S2GS: Streaming Semantic Gaussian Splatting for Online Scene Understanding and Reconstruction
This addresses scalability issues in online scene reconstruction and understanding for applications like robotics or AR, though it is incremental as it builds on existing Gaussian splatting and semantic segmentation methods.
The paper tackles the problem of joint scene understanding and reconstruction from long image streams by proposing S2GS, a strictly causal, incremental framework that matches or outperforms offline baselines while processing 1,000+ frames with slower runtime and GPU memory growth, compared to baselines that run out of memory at around 80 frames.
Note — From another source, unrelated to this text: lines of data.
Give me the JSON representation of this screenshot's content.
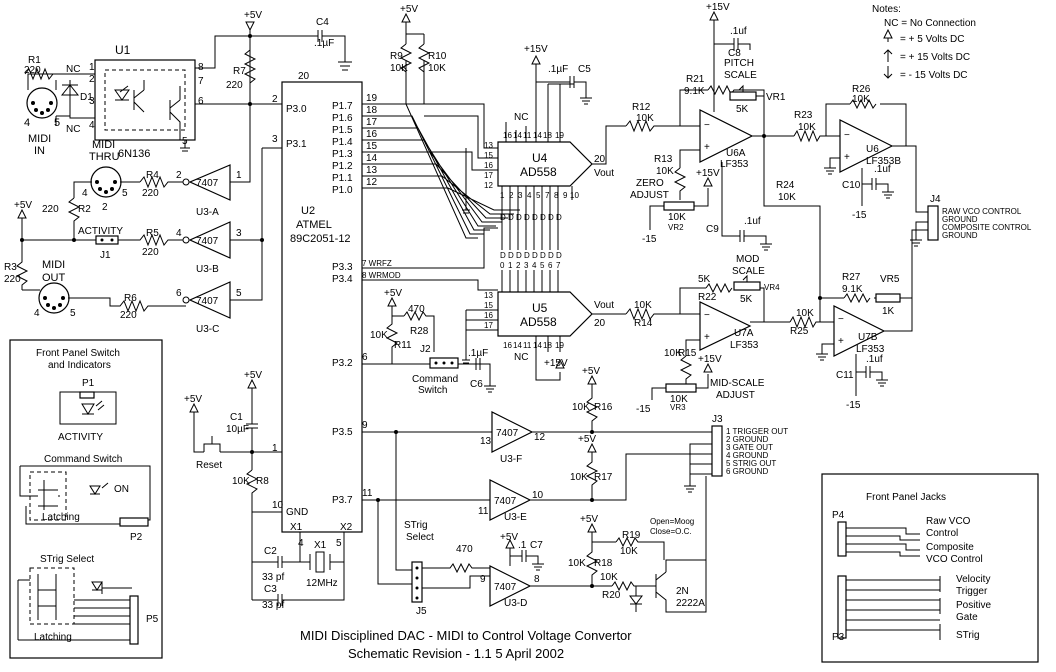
{
  "title": {
    "line1": "MIDI Disciplined DAC - MIDI to Control Voltage Convertor",
    "line2": "Schematic Revision - 1.1  5 April 2002"
  },
  "notes": {
    "heading": "Notes:",
    "items": [
      "NC = No Connection",
      "= + 5 Volts DC",
      "= + 15 Volts DC",
      "= - 15 Volts DC"
    ]
  },
  "midi": {
    "in_label": [
      "MIDI",
      "IN"
    ],
    "thru_label": [
      "MIDI",
      "THRU"
    ],
    "out_label": [
      "MIDI",
      "OUT"
    ],
    "pin_numbers": [
      "4",
      "5",
      "2"
    ]
  },
  "u1": {
    "ref": "U1",
    "part": "6N136",
    "nc": "NC",
    "diode": "D1",
    "pins": [
      "1",
      "2",
      "3",
      "4",
      "8",
      "7",
      "6",
      "5"
    ]
  },
  "u2": {
    "ref": "U2",
    "maker": "ATMEL",
    "part": "89C2051-12",
    "ports": [
      "P1.7",
      "P1.6",
      "P1.5",
      "P1.4",
      "P1.3",
      "P1.2",
      "P1.1",
      "P1.0"
    ],
    "port_pins": [
      "19",
      "18",
      "17",
      "16",
      "15",
      "14",
      "13",
      "12"
    ],
    "p30": "P3.0",
    "p31": "P3.1",
    "p33": "P3.3",
    "p34": "P3.4",
    "p32": "P3.2",
    "p35": "P3.5",
    "p37": "P3.7",
    "wrfz": "7 WRFZ",
    "wrmod": "8 WRMOD",
    "gnd": "GND",
    "x1": "X1",
    "x2": "X2",
    "pin_numbers": [
      "20",
      "2",
      "3",
      "6",
      "9",
      "11",
      "1",
      "10",
      "4",
      "5"
    ]
  },
  "inverters": [
    {
      "part": "7407",
      "ref": "U3-A",
      "in_pin": "1",
      "out_pin": "2"
    },
    {
      "part": "7407",
      "ref": "U3-B",
      "in_pin": "3",
      "out_pin": "4"
    },
    {
      "part": "7407",
      "ref": "U3-C",
      "in_pin": "5",
      "out_pin": "6"
    },
    {
      "part": "7407",
      "ref": "U3-F",
      "in_pin": "13",
      "out_pin": "12"
    },
    {
      "part": "7407",
      "ref": "U3-E",
      "in_pin": "11",
      "out_pin": "10"
    },
    {
      "part": "7407",
      "ref": "U3-D",
      "in_pin": "9",
      "out_pin": "8"
    }
  ],
  "resistors": {
    "r1": [
      "R1",
      "220"
    ],
    "r2": [
      "220",
      "R2"
    ],
    "r3": [
      "R3",
      "220"
    ],
    "r4": [
      "R4",
      "220"
    ],
    "r5": [
      "R5",
      "220"
    ],
    "r6": [
      "R6",
      "220"
    ],
    "r7": [
      "R7",
      "220"
    ],
    "r8": [
      "10K",
      "R8"
    ],
    "r9": [
      "R9",
      "10K"
    ],
    "r10": [
      "R10",
      "10K"
    ],
    "r11": [
      "10K",
      "R11"
    ],
    "r12": [
      "R12",
      "10K"
    ],
    "r13": [
      "R13",
      "10K"
    ],
    "r14": [
      "10K",
      "R14"
    ],
    "r15": [
      "10K",
      "R15"
    ],
    "r16": [
      "10K",
      "R16"
    ],
    "r17": [
      "10K",
      "R17"
    ],
    "r18": [
      "10K",
      "R18"
    ],
    "r19": [
      "R19",
      "10K"
    ],
    "r20": [
      "10K",
      "R20"
    ],
    "r21": [
      "R21",
      "9.1K"
    ],
    "r22": [
      "5K",
      "R22"
    ],
    "r23": [
      "R23",
      "10K"
    ],
    "r24": [
      "R24",
      "10K"
    ],
    "r25": [
      "10K",
      "R25"
    ],
    "r26": [
      "R26",
      "10K"
    ],
    "r27": [
      "R27",
      "9.1K"
    ],
    "r28": [
      "470",
      "R28"
    ],
    "r470": "470"
  },
  "capacitors": {
    "c1": [
      "C1",
      "10µF"
    ],
    "c2": [
      "C2",
      "33 pf"
    ],
    "c3": [
      "C3",
      "33 pf"
    ],
    "c4": [
      "C4",
      ".1µF"
    ],
    "c5": [
      ".1µF",
      "C5"
    ],
    "c6": [
      ".1µF",
      "C6"
    ],
    "c7": [
      ".1",
      "C7"
    ],
    "c8": [
      ".1uf",
      "C8"
    ],
    "c9": [
      ".1uf",
      "C9"
    ],
    "c10": [
      ".1uf",
      "C10"
    ],
    "c11": [
      ".1uf",
      "C11"
    ]
  },
  "crystal": {
    "ref": "X1",
    "freq": "12MHz"
  },
  "dacs": {
    "u4": {
      "ref": "U4",
      "part": "AD558",
      "nc": "NC",
      "vout": "Vout",
      "vout_pin": "20"
    },
    "u5": {
      "ref": "U5",
      "part": "AD558",
      "nc": "NC",
      "vout": "Vout",
      "vout_pin": "20"
    },
    "left_pins": [
      "13",
      "15",
      "16",
      "17",
      "12"
    ],
    "top_pins": [
      "16",
      "14",
      "11",
      "14",
      "18",
      "19"
    ],
    "db_labels": [
      "D",
      "D",
      "D",
      "D",
      "D",
      "D",
      "D",
      "D"
    ],
    "db_numbers": [
      "0",
      "1",
      "2",
      "3",
      "4",
      "5",
      "6",
      "7"
    ],
    "db_pins": [
      "1",
      "2",
      "3",
      "4",
      "5",
      "7",
      "8",
      "9",
      "10"
    ]
  },
  "opamps": [
    {
      "ref": "U6A",
      "part": "LF353"
    },
    {
      "ref": "U6",
      "part": "LF353B"
    },
    {
      "ref": "U7A",
      "part": "LF353"
    },
    {
      "ref": "U7B",
      "part": "LF353"
    }
  ],
  "pots": {
    "vr1": [
      "PITCH",
      "SCALE",
      "5K",
      "VR1"
    ],
    "vr2": [
      "ZERO",
      "ADJUST",
      "10K",
      "VR2"
    ],
    "vr3": [
      "MID-SCALE",
      "ADJUST",
      "10K",
      "VR3"
    ],
    "vr4": [
      "MOD",
      "SCALE",
      "5K",
      "VR4"
    ],
    "vr5": [
      "VR5",
      "1K"
    ]
  },
  "power": {
    "p5": "+5V",
    "p15": "+15V",
    "n15": "-15"
  },
  "j1": {
    "ref": "J1",
    "label": "ACTIVITY"
  },
  "j2": {
    "ref": "J2",
    "label": [
      "Command",
      "Switch"
    ]
  },
  "j3": {
    "ref": "J3",
    "items": [
      "1  TRIGGER OUT",
      "2  GROUND",
      "3  GATE OUT",
      "4  GROUND",
      "5  STRIG OUT",
      "6  GROUND"
    ]
  },
  "j4": {
    "ref": "J4",
    "items": [
      "RAW VCO CONTROL",
      "GROUND",
      "COMPOSITE CONTROL",
      "GROUND"
    ]
  },
  "j5": {
    "ref": "J5",
    "label": [
      "STrig",
      "Select"
    ]
  },
  "reset": "Reset",
  "transistor": {
    "ref": "2N",
    "part": "2222A",
    "note": [
      "Open=Moog",
      "Close=O.C."
    ]
  },
  "front_panel_switch": {
    "title": [
      "Front Panel Switch",
      "and Indicators"
    ],
    "p1": "P1",
    "activity": "ACTIVITY",
    "command_switch": "Command Switch",
    "on": "ON",
    "latching": "Latching",
    "p2": "P2",
    "strig_select": "STrig   Select",
    "p5": "P5"
  },
  "front_panel_jacks": {
    "title": "Front Panel Jacks",
    "p4": "P4",
    "p3": "P3",
    "raw_vco": [
      "Raw VCO",
      "Control"
    ],
    "composite_vco": [
      "Composite",
      "VCO Control"
    ],
    "velocity": [
      "Velocity",
      "Trigger"
    ],
    "positive": [
      "Positive",
      "Gate"
    ],
    "strig": "STrig"
  }
}
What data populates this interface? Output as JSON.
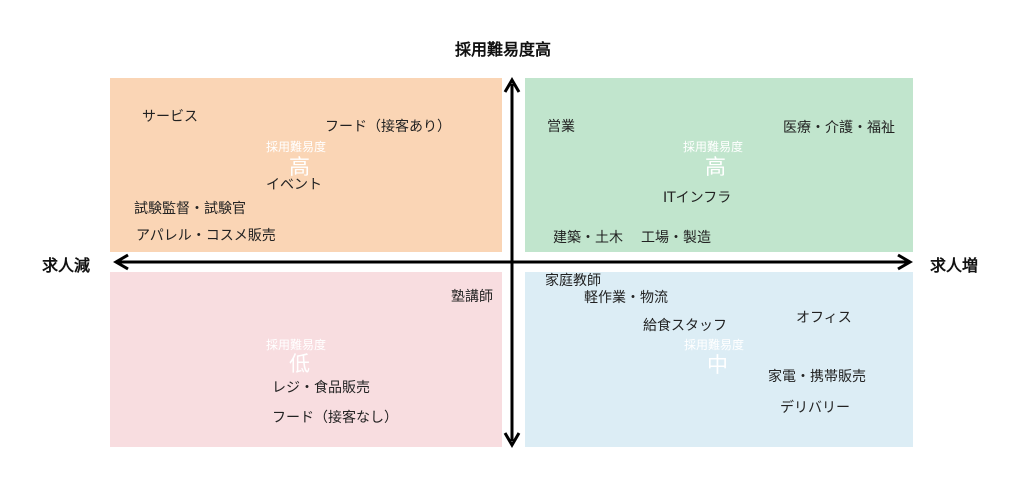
{
  "axes": {
    "top": "採用難易度高",
    "left": "求人減",
    "right": "求人増"
  },
  "colors": {
    "top_left": "#fad5b5",
    "top_right": "#c1e5cd",
    "bottom_left": "#f8dde0",
    "bottom_right": "#dcedf5"
  },
  "quadrants": {
    "top_left": {
      "caption": "採用難易度",
      "level": "高",
      "items": [
        "サービス",
        "フード（接客あり）",
        "イベント",
        "試験監督・試験官",
        "アパレル・コスメ販売"
      ]
    },
    "top_right": {
      "caption": "採用難易度",
      "level": "高",
      "items": [
        "営業",
        "医療・介護・福祉",
        "ITインフラ",
        "建築・土木",
        "工場・製造"
      ]
    },
    "bottom_left": {
      "caption": "採用難易度",
      "level": "低",
      "items": [
        "塾講師",
        "レジ・食品販売",
        "フード（接客なし）"
      ]
    },
    "bottom_right": {
      "caption": "採用難易度",
      "level": "中",
      "items": [
        "家庭教師",
        "軽作業・物流",
        "給食スタッフ",
        "オフィス",
        "家電・携帯販売",
        "デリバリー"
      ]
    }
  }
}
Existing offline feed-forward methods for joint scene understanding and reconstruction on long image streams often repeatedly perform global computation over an ever-growing set of past observations, causing runtime and GPU memory to increase rapidly with sequence length and limiting scalability. We propose Streaming Semantic Gaussian Splatting (S2GS), a strictly causal, incremental 3D Gaussian semantic field framework: it does not leverage future frames and continuously updates scene geometry, appearance, and instance-level semantics without reprocessing historical frames, enabling scalable online joint reconstruction and understanding. S2GS adopts a geometry-semantic decoupled dual-backbone design: the geometry branch performs causal modeling to drive incremental Gaussian updates, while the semantic branch leverages a 2D foundation vision model and a query-driven decoder to predict segmentation masks and identity embeddings, further stabilized by query-level contrastive alignment and lightweight online association with an instance memory. Experiments show that S2GS matches or outperforms strong offline baselines on joint reconstruction-and-understanding benchmarks, while significantly improving long-horizon scalability: it processes 1,000+ frames with much slower growth in runtime and GPU memory, whereas offline global-processing baselines typically run out of memory at around 80 frames under the same setting.